A number of the short films in this year’s programme are rife with formal references and allusions to other films. Can this simply be attributed to a pervasive love of quotation or is there something else going on here?
Many of the films do contain such references, for example the Russian film Devyat prolyotov vmeste by Alexander Karavayev, which quite wonderfully evokes the French New Wave, and then toward the end turns into an homage to Gus van Sant. The Belgian contribution VU also points unambiguously to the New Wave and to sixties and seventies European cinema. It seems to me that cinema in its entire history plays an important role in the lives and creative activity of these filmmakers, and they clearly express this in their work. But of course it is equally important to them to find their own voice in the films, to develop their own style. Leila Albayaty is able to do this especially in VU’s musical sequences. She is a singer herself, by the way, and will be giving a concert at the Homebase following our awards ceremony.
We’re very pleased that Sébastien Koeppel, VU’s cinematographer, worked on another film in the Shorts programme, 26.4 by Nathalie André. In the latter film he establishes even more clearly his very own, truly impressive visual language and way of working with the camera that is directly concerned with the body and physicality. Incidentally, this approach can also be seen in the third Belgian contribution, Kaïn. In 26.4 Koeppel masterfully hones in on this style – for example in the scene where a woman in biker gear is looking for her phone in a field of blackberries. The editing and the images become one here, one movement; the camera itself becomes a body, as it were. It’s really remarkable.
In Kaïn this focus on the body is also underscored by the heavy labour the main character has to perform.
Kaïn has an unbelievable energy. The film – a debut, by the way – kept going around in my head long after I saw it, and that’s exactly what I want from the cinema. If someone has to be killed on screen, if life has to be wasted, then let it at least not be for the sake of sensationalism or in the form of a casual, supposedly cool act. Show me the effects of murder and guilt. Kaïn does precisely that, in a rich green landscape of forests and fields, a setting that resonates with the theme of several of the films: nature and the outdoors.

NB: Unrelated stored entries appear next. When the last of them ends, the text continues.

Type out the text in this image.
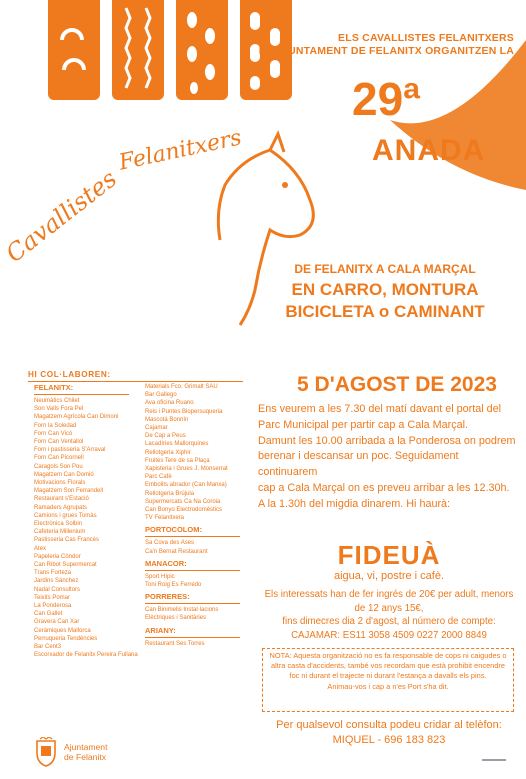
ELS CAVALLISTES FELANITXERS
I L'AJUNTAMENT DE FELANITX ORGANITZEN LA
29ª
ANADA
Felanitxers
Cavallistes
DE FELANITX A CALA MARÇAL
EN CARRO, MONTURA
BICICLETA o CAMINANT
HI COL·LABOREN:
FELANITX:
Neumàtics Chilet
Son Valls Fora Pel
Magatzem Agrícola Can Dimoni
Forn la Soledad
Forn Can Vicó
Forn Can Ventallol
Forn i pastisseria S'Arraval
Forn Can Picornell
Caragols Son Pou
Magatzem Can Domió
Motivacions Florals
Magatzem Son Ferrandell
Restaurant s'Estació
Ramaders Agrupats
Camions i grues Tomàs
Electrònica Solbin
Cafeteria Millenium
Pastisseria Cas Francès
Atex
Papeleria Còndor
Can Ribot Supermercat
Trans Forteza
Jardins Sánchez
Nadal Consultors
Teixits Pomar
La Ponderosa
Can Gallet
Gravera Can Xar
Ceràmiques Mallorca
Perruqueria Tendències
Bar Cent3
Escorxador de Felanitx Pereira Fullana
Materials Fco. Grimalt SAU
Bar Gallego
Ava oficina Ruano
Reis i Puntes Biopersuqueria
Mascotá Bonnín
Cajamar
De Cap a Peus
Lacadíries Mallorquines
Rellotgeria Xiphir
Fruites Tere de sa Plaça
Xapisteria i Grues J. Monserrat
Parc Cafè
Embolits abrador (Can Manxa)
Rellotgeria Brújula
Supermercats Ca Na Coroia
Can Bonyo Electrodomèstics
TV Felanitxera
PORTOCOLOM:
Sa Cova des Ases
Ca'n Bernat Restaurant
MANACOR:
Sport Hípic
Toni Roig Es Ferredo
PORRERES:
Can Binimelis Instal·lacions
Elèctriques i Sanitàries
ARIANY:
Restaurant Ses Torres
5 D'AGOST DE 2023
Ens veurem a les 7.30 del matí davant el portal del
Parc Municipal per partir cap a Cala Marçal.
Damunt les 10.00 arribada a la Ponderosa on podrem
berenar i descansar un poc. Seguidament continuarem
cap a Cala Marçal on es preveu arribar a les 12.30h.
A la 1.30h del migdia dinarem. Hi haurà:
FIDEUÀ
aigua, vi, postre i cafè.
Els interessats han de fer ingrés de 20€ per adult, menors de 12 anys 15€,
fins dimecres dia 2 d'agost, al número de compte:
CAJAMAR: ES11 3058 4509 0227 2000 8849
NOTA: Aquesta organització no es fa responsable de cops ni caigudes o altra casta d'accidents, també vos recordam que està prohibit encendre foc ni durant el trajecte ni durant l'estança a davalls els pins.
Animau-vos i cap a n'es Port s'ha dit.
Per qualsevol consulta podeu cridar al telèfon:
MIQUEL - 696 183 823
Ajuntament
de Felanitx
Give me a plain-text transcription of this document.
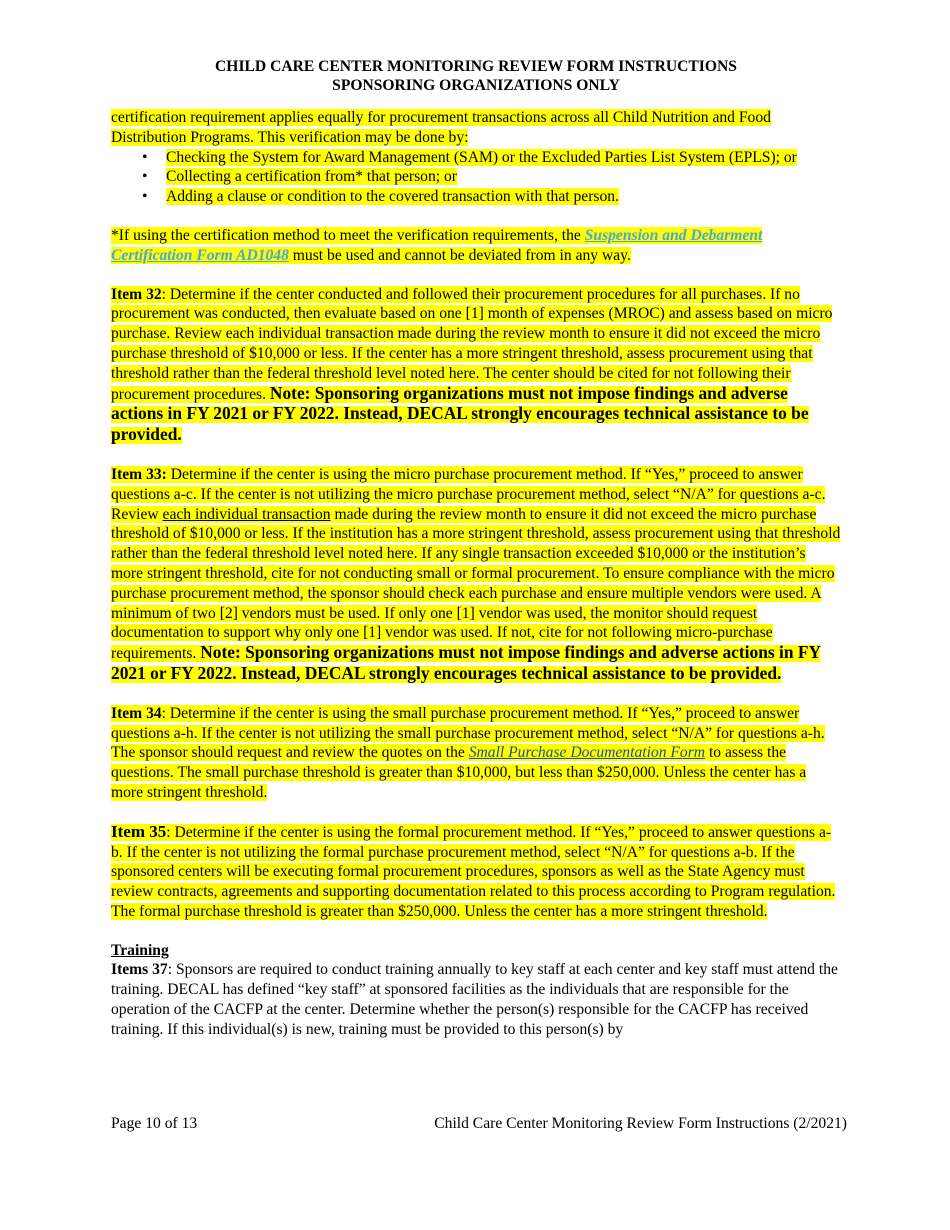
CHILD CARE CENTER MONITORING REVIEW FORM INSTRUCTIONS
SPONSORING ORGANIZATIONS ONLY
certification requirement applies equally for procurement transactions across all Child Nutrition and Food Distribution Programs. This verification may be done by:
• Checking the System for Award Management (SAM) or the Excluded Parties List System (EPLS); or
• Collecting a certification from* that person; or
• Adding a clause or condition to the covered transaction with that person.
*If using the certification method to meet the verification requirements, the Suspension and Debarment Certification Form AD1048 must be used and cannot be deviated from in any way.
Item 32: Determine if the center conducted and followed their procurement procedures for all purchases. If no procurement was conducted, then evaluate based on one [1] month of expenses (MROC) and assess based on micro purchase. Review each individual transaction made during the review month to ensure it did not exceed the micro purchase threshold of $10,000 or less. If the center has a more stringent threshold, assess procurement using that threshold rather than the federal threshold level noted here. The center should be cited for not following their procurement procedures. Note: Sponsoring organizations must not impose findings and adverse actions in FY 2021 or FY 2022. Instead, DECAL strongly encourages technical assistance to be provided.
Item 33: Determine if the center is using the micro purchase procurement method. If “Yes,” proceed to answer questions a-c. If the center is not utilizing the micro purchase procurement method, select “N/A” for questions a-c. Review each individual transaction made during the review month to ensure it did not exceed the micro purchase threshold of $10,000 or less. If the institution has a more stringent threshold, assess procurement using that threshold rather than the federal threshold level noted here. If any single transaction exceeded $10,000 or the institution’s more stringent threshold, cite for not conducting small or formal procurement. To ensure compliance with the micro purchase procurement method, the sponsor should check each purchase and ensure multiple vendors were used. A minimum of two [2] vendors must be used. If only one [1] vendor was used, the monitor should request documentation to support why only one [1] vendor was used. If not, cite for not following micro-purchase requirements. Note: Sponsoring organizations must not impose findings and adverse actions in FY 2021 or FY 2022. Instead, DECAL strongly encourages technical assistance to be provided.
Item 34: Determine if the center is using the small purchase procurement method. If “Yes,” proceed to answer questions a-h. If the center is not utilizing the small purchase procurement method, select “N/A” for questions a-h. The sponsor should request and review the quotes on the Small Purchase Documentation Form to assess the questions. The small purchase threshold is greater than $10,000, but less than $250,000. Unless the center has a more stringent threshold.
Item 35: Determine if the center is using the formal procurement method. If “Yes,” proceed to answer questions a-b. If the center is not utilizing the formal purchase procurement method, select “N/A” for questions a-b. If the sponsored centers will be executing formal procurement procedures, sponsors as well as the State Agency must review contracts, agreements and supporting documentation related to this process according to Program regulation. The formal purchase threshold is greater than $250,000. Unless the center has a more stringent threshold.
Training
Items 37: Sponsors are required to conduct training annually to key staff at each center and key staff must attend the training. DECAL has defined “key staff” at sponsored facilities as the individuals that are responsible for the operation of the CACFP at the center. Determine whether the person(s) responsible for the CACFP has received training. If this individual(s) is new, training must be provided to this person(s) by
Page 10 of 13	Child Care Center Monitoring Review Form Instructions (2/2021)
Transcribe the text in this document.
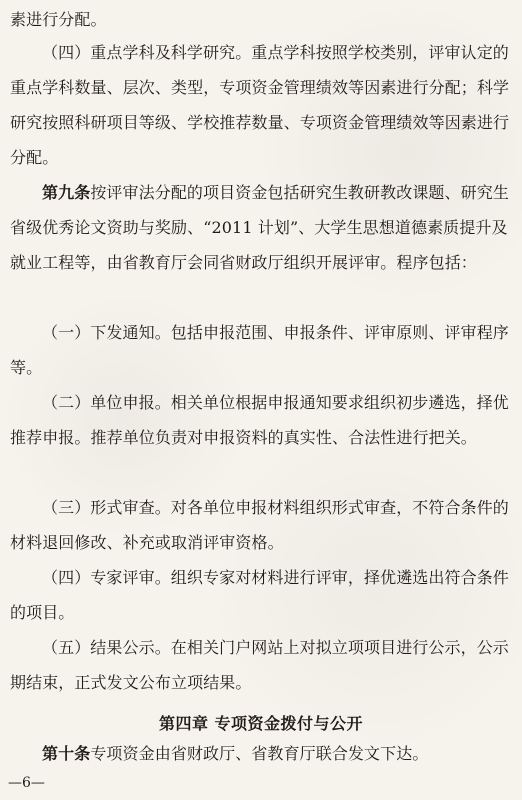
素进行分配。
（四）重点学科及科学研究。重点学科按照学校类别，评审认定的重点学科数量、层次、类型，专项资金管理绩效等因素进行分配；科学研究按照科研项目等级、学校推荐数量、专项资金管理绩效等因素进行分配。
第九条按评审法分配的项目资金包括研究生教研教改课题、研究生省级优秀论文资助与奖励、“2011 计划”、大学生思想道德素质提升及就业工程等，由省教育厅会同省财政厅组织开展评审。程序包括：
（一）下发通知。包括申报范围、申报条件、评审原则、评审程序等。
（二）单位申报。相关单位根据申报通知要求组织初步遴选，择优推荐申报。推荐单位负责对申报资料的真实性、合法性进行把关。
（三）形式审查。对各单位申报材料组织形式审查，不符合条件的材料退回修改、补充或取消评审资格。
（四）专家评审。组织专家对材料进行评审，择优遴选出符合条件的项目。
（五）结果公示。在相关门户网站上对拟立项项目进行公示，公示期结束，正式发文公布立项结果。
第四章 专项资金拨付与公开
第十条专项资金由省财政厅、省教育厅联合发文下达。
—6—
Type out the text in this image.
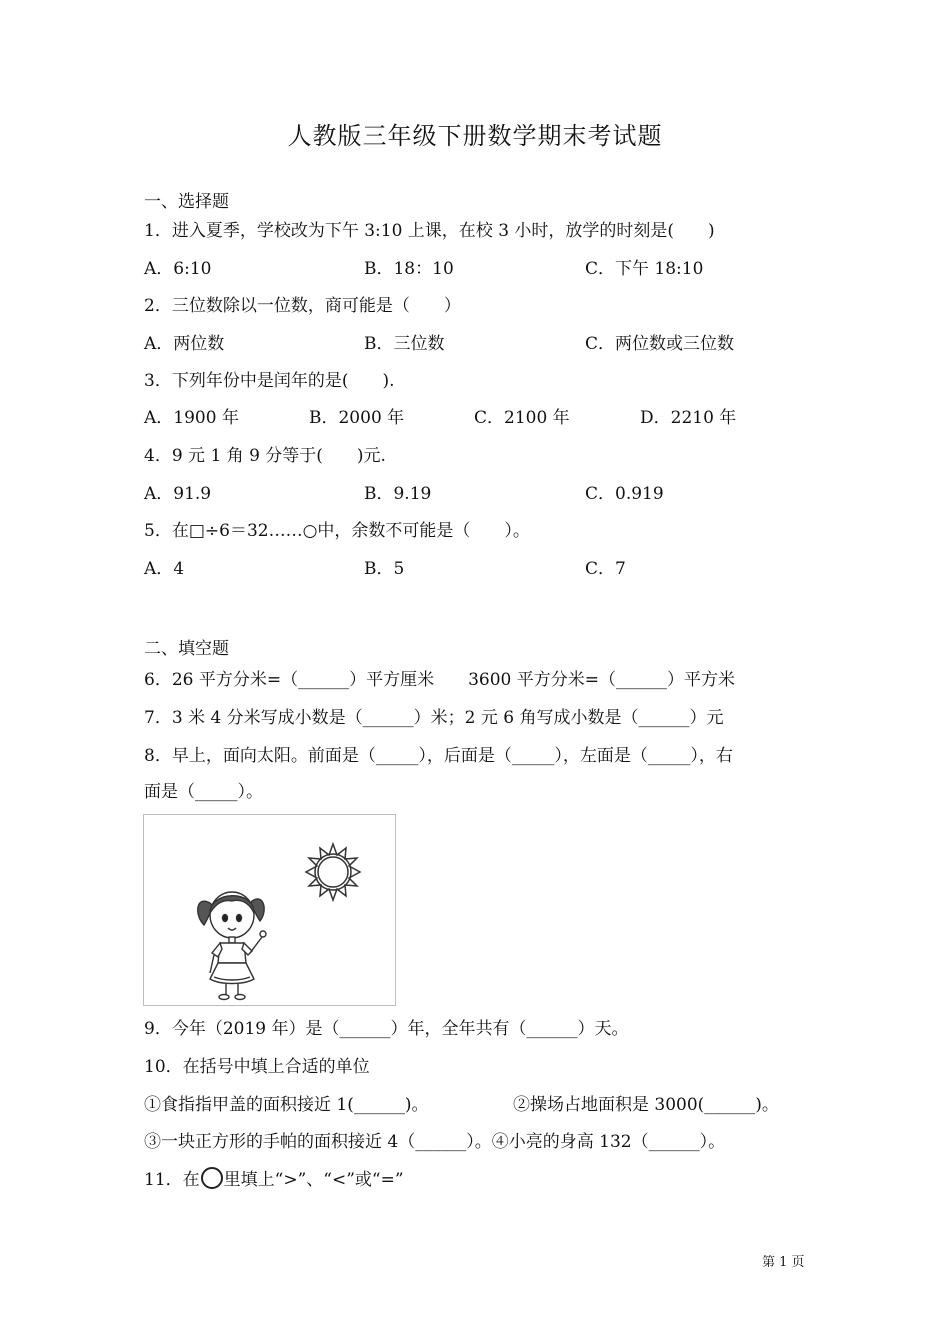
人教版三年级下册数学期末考试题
一、选择题
1．进入夏季，学校改为下午 3:10 上课，在校 3 小时，放学的时刻是(　　)
A．6:10	B．18：10	C．下午 18:10
2．三位数除以一位数，商可能是（　　）
A．两位数	B．三位数	C．两位数或三位数
3．下列年份中是闰年的是(　　).
A．1900 年	B．2000 年	C．2100 年	D．2210 年
4．9 元 1 角 9 分等于(　　)元.
A．91.9	B．9.19	C．0.919
5．在□÷6＝32……○中，余数不可能是（　　）。
A．4	B．5	C．7
二、填空题
6．26 平方分米=（______）平方厘米　　3600 平方分米=（______）平方米
7．3 米 4 分米写成小数是（______）米；2 元 6 角写成小数是（______）元
8．早上，面向太阳。前面是（_____），后面是（_____），左面是（_____），右
面是（_____）。
9．今年（2019 年）是（______）年，全年共有（______）天。
10．在括号中填上合适的单位
①食指指甲盖的面积接近 1(______)。	②操场占地面积是 3000(______)。
③一块正方形的手帕的面积接近 4（______）。④小亮的身高 132（______）。
11．在 里填上“>”、“<”或“=”
第 1 页
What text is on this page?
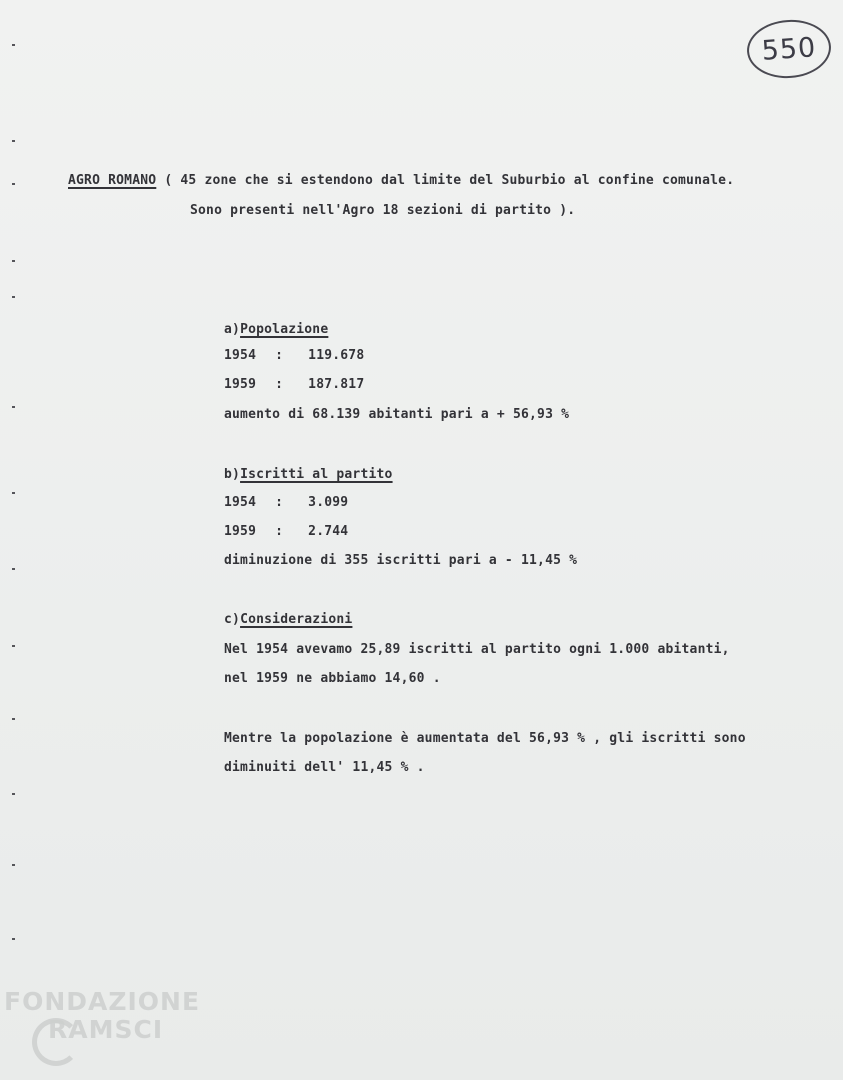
550
AGRO ROMANO ( 45 zone che si estendono dal limite del Suburbio al confine comunale.
Sono presenti nell'Agro 18 sezioni di partito ).
a)Popolazione
1954 : 119.678
1959 : 187.817
aumento di 68.139 abitanti pari a + 56,93 %
b)Iscritti al partito
1954 : 3.099
1959 : 2.744
diminuzione di 355 iscritti pari a - 11,45 %
c)Considerazioni
Nel 1954 avevamo 25,89 iscritti al partito ogni 1.000 abitanti,
nel 1959 ne abbiamo 14,60 .
Mentre la popolazione è aumentata del 56,93 % , gli iscritti sono
diminuiti dell' 11,45 % .
FONDAZIONE
RAMSCI
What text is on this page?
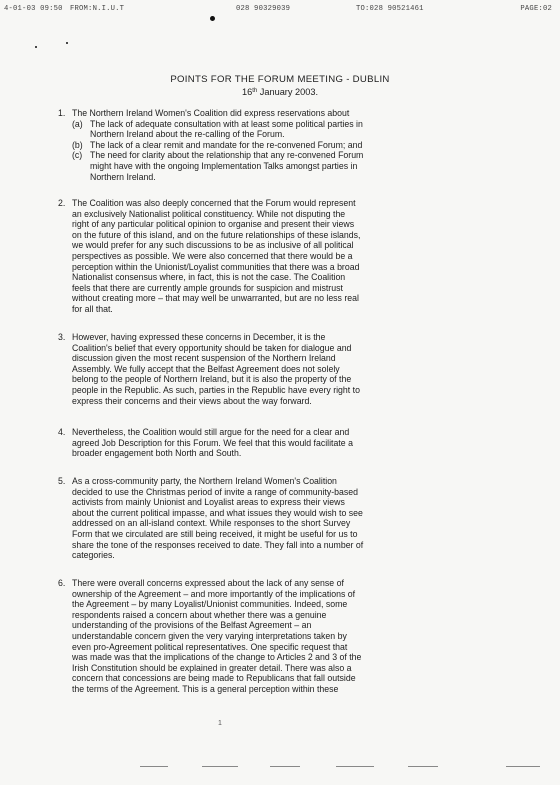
4-01-03 09:50 FROM:N.I.U.T	028 90329039	TO:028 90521461	PAGE:02
POINTS FOR THE FORUM MEETING - DUBLIN
16th January 2003.
1. The Northern Ireland Women's Coalition did express reservations about

(a) The lack of adequate consultation with at least some political parties in

Northern Ireland about the re-calling of the Forum.

(b) The lack of a clear remit and mandate for the re-convened Forum; and

(c) The need for clarity about the relationship that any re-convened Forum

might have with the ongoing Implementation Talks amongst parties in

Northern Ireland.

2. The Coalition was also deeply concerned that the Forum would represent

an exclusively Nationalist political constituency. While not disputing the

right of any particular political opinion to organise and present their views

on the future of this island, and on the future relationships of these islands,

we would prefer for any such discussions to be as inclusive of all political

perspectives as possible. We were also concerned that there would be a

perception within the Unionist/Loyalist communities that there was a broad

Nationalist consensus where, in fact, this is not the case. The Coalition

feels that there are currently ample grounds for suspicion and mistrust

without creating more – that may well be unwarranted, but are no less real

for all that.

3. However, having expressed these concerns in December, it is the

Coalition's belief that every opportunity should be taken for dialogue and

discussion given the most recent suspension of the Northern Ireland

Assembly. We fully accept that the Belfast Agreement does not solely

belong to the people of Northern Ireland, but it is also the property of the

people in the Republic. As such, parties in the Republic have every right to

express their concerns and their views about the way forward.

4. Nevertheless, the Coalition would still argue for the need for a clear and

agreed Job Description for this Forum. We feel that this would facilitate a

broader engagement both North and South.

5. As a cross-community party, the Northern Ireland Women's Coalition

decided to use the Christmas period of invite a range of community-based

activists from mainly Unionist and Loyalist areas to express their views

about the current political impasse, and what issues they would wish to see

addressed on an all-island context. While responses to the short Survey

Form that we circulated are still being received, it might be useful for us to

share the tone of the responses received to date. They fall into a number of

categories.

6. There were overall concerns expressed about the lack of any sense of

ownership of the Agreement – and more importantly of the implications of

the Agreement – by many Loyalist/Unionist communities. Indeed, some

respondents raised a concern about whether there was a genuine

understanding of the provisions of the Belfast Agreement – an

understandable concern given the very varying interpretations taken by

even pro-Agreement political representatives. One specific request that

was made was that the implications of the change to Articles 2 and 3 of the

Irish Constitution should be explained in greater detail. There was also a

concern that concessions are being made to Republicans that fall outside

the terms of the Agreement. This is a general perception within these

1
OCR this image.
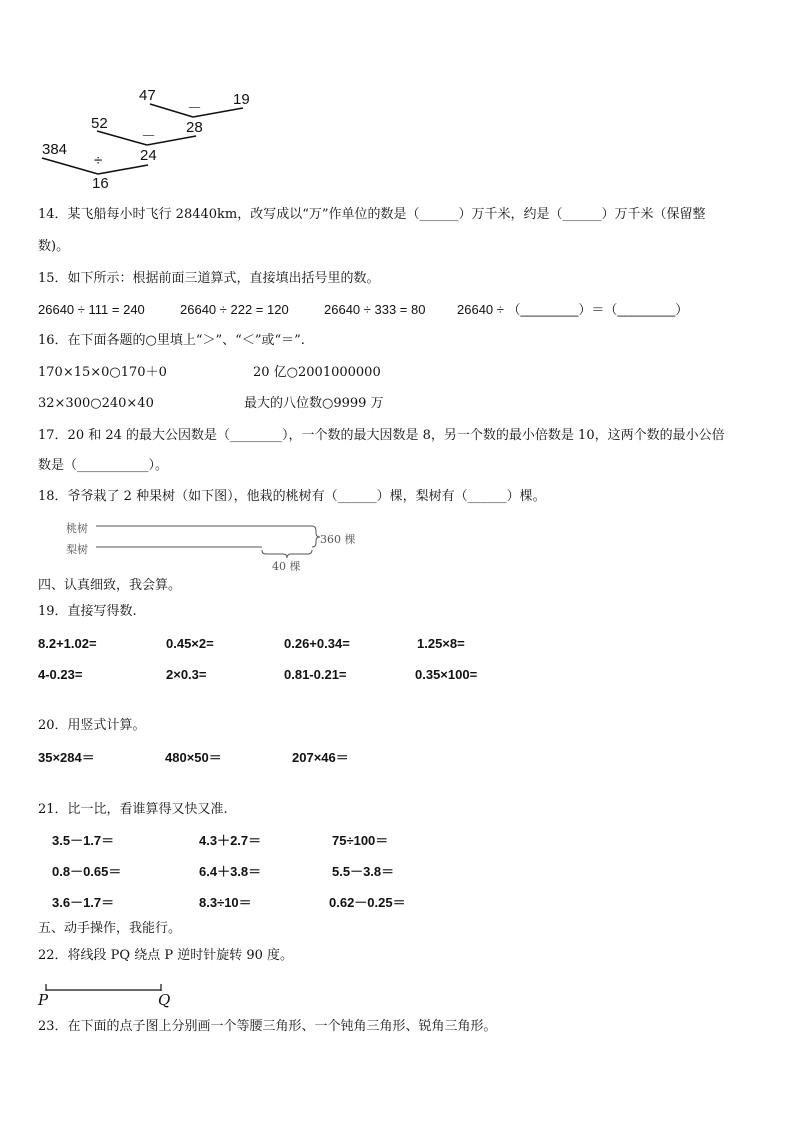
47
－
19
52	28
－
384
÷	24
16
14．某飞船每小时飞行 28440km，改写成以“万”作单位的数是（______）万千米，约是（______）万千米（保留整
数)。
15．如下所示：根据前面三道算式，直接填出括号里的数。
26640 ÷ 111 = 240	26640 ÷ 222 = 120	26640 ÷ 333 = 80 26640 ÷ （________）＝（________）
16．在下面各题的○里填上“＞”、“＜”或“＝”.
170×15×0○170＋0	20 亿○2001000000
32×300○240×40	最大的八位数○9999 万
17．20 和 24 的最大公因数是（________），一个数的最大因数是 8，另一个数的最小倍数是 10，这两个数的最小公倍
数是（___________）。
18．爷爷栽了 2 种果树（如下图），他栽的桃树有（______）棵，梨树有（______）棵。
桃树
梨树
360 棵
40 棵
四、认真细致，我会算。
19．直接写得数.
8.2+1.02=	0.45×2=	0.26+0.34=	1.25×8=
4-0.23=	2×0.3=	0.81-0.21=	0.35×100=
20．用竖式计算。
35×284＝	480×50＝	207×46＝
21．比一比，看谁算得又快又准.
3.5－1.7＝	4.3＋2.7＝	75÷100＝
0.8－0.65＝	6.4＋3.8＝	5.5－3.8＝
3.6－1.7＝	8.3÷10＝	0.62－0.25＝
五、动手操作，我能行。
22．将线段 PQ 绕点 P 逆时针旋转 90 度。
P	Q
23．在下面的点子图上分别画一个等腰三角形、一个钝角三角形、锐角三角形。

Found Footage and the Longing for Manifestation
Is there a continuity then with last year’s programme, in which nature and non-urban spaces figured in a number of films?
This is a continuing trend, yes. What is even more remarkable this year though is the increased use of found footage, which is both used as part of the mise-en-scène such as in VU and Devyat prolyotov vmeste as well as in the form of a compilation like in Pure. We were particularly pleased with the unique way in which the latter film treated the found material.
Pure almost works like a music video.
Pure certainly packs the most violence into the shortest amount of time of any film in the festival – and makes its point that way. By editing together action scenes from countless films, without drawing attention to the quantity of sources, Jacob Bricca shifts the focus to the cinematic physicality mentioned above in an entirely new way. Speaking more broadly, one could say that not only has the use of found footage emerged as one of this year’s themes, but perhaps even an increased awareness of the materiality of film. Many of the submissions we received had been treated in such a way that the video material showed signs of wear and tear.